Gawronski also sent out a mass email to SGA participants Thursday morning.
“Quite frankly, it would be unfair for this conversation to end due to a technicality within parliamentary procedure that has prevented the will of the majority from being heard,” Gawronski said.
The Senate voted 54 to 46 Tuesday to stop the new calendar, which would shorten the length of semesters to 15 weeks beginning fall of 2014. But since the term “rescind” was used in the motion, the vote needed to have a two-thirds majority in order to keep the academic calendar at 16 weeks. Because of the confusion by Academic Senate members in the midst of the proceedings, another motion regarding the calendar is still on the table.
Big Rapids senior and SGA Vice President Michelle Vanhala said they will first wait to see how the situation plays out in A-Senate before deciding whether to take action.
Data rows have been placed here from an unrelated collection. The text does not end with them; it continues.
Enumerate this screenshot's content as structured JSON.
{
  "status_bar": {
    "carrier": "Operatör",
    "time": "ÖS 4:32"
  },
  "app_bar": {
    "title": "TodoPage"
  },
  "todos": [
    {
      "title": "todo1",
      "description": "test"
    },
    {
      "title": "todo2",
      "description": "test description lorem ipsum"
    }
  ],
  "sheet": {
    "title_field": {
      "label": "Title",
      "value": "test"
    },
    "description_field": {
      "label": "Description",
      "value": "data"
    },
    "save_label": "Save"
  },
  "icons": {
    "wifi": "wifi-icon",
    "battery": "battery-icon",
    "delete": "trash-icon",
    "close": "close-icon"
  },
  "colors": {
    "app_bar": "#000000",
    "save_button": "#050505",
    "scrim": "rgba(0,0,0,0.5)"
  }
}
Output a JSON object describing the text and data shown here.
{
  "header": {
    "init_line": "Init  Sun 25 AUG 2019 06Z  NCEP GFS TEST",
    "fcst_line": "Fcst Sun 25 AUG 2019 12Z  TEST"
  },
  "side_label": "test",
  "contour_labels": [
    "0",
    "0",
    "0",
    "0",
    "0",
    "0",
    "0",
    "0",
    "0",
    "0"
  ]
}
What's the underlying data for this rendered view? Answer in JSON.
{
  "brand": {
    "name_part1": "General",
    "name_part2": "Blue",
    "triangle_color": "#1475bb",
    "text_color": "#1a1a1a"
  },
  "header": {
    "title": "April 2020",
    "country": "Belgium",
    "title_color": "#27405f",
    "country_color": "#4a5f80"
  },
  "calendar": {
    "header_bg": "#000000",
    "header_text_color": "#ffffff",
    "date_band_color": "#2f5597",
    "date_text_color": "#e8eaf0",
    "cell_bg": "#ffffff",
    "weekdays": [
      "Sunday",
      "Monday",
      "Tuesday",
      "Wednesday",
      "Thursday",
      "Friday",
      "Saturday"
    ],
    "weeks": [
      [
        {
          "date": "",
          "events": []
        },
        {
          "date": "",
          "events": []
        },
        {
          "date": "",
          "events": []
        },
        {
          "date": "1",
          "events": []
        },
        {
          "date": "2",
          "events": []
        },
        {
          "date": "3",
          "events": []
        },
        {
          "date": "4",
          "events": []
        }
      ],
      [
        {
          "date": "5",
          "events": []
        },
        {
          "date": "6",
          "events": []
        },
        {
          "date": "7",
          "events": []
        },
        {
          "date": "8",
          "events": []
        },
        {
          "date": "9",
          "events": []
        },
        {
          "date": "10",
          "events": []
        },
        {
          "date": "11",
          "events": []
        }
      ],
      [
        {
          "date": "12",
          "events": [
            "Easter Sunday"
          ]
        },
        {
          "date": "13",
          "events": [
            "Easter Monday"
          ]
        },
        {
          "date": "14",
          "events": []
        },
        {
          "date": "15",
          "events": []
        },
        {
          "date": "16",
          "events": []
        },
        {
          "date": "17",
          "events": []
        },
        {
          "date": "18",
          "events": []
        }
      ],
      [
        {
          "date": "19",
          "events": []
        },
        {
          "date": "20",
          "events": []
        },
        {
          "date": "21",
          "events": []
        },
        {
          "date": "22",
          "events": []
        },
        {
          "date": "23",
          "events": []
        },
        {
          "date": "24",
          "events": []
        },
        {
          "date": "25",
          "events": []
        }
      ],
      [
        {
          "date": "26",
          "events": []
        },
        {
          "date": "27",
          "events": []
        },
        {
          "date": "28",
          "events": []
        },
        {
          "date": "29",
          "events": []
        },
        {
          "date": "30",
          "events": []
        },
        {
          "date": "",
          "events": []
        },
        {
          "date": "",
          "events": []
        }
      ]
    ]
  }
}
“I think, at this point, we’re going to sit tight,” Vanhala said. “We could potentially pass a motion and take action if the Academic Senate does not address or vote against the academic calendar in their next meeting.”
Vanhala said SGA is dedicated to the issue, because the academic calendar change is against popular will.
“The majority of the Academic Senate was not in support of the change; the majority of the student body is not in support of the change,” Vanhala said. “I think this is clearly something we, as a community, are against.”
The SGA brought the academic calendar to the forefront of the university’s attention when they overwhelmingly voted in opposition to the calendar change last October.
The Academic Senate charged Provost Gary Shapiro to compose a report on the academic calendar later that October.
Released in January, the report offered detailed information about faculty opinion and estimated costs at a departmental level. Changes were estimated to have cost the university roughly $3 million and revealed little support campus wide for the changes.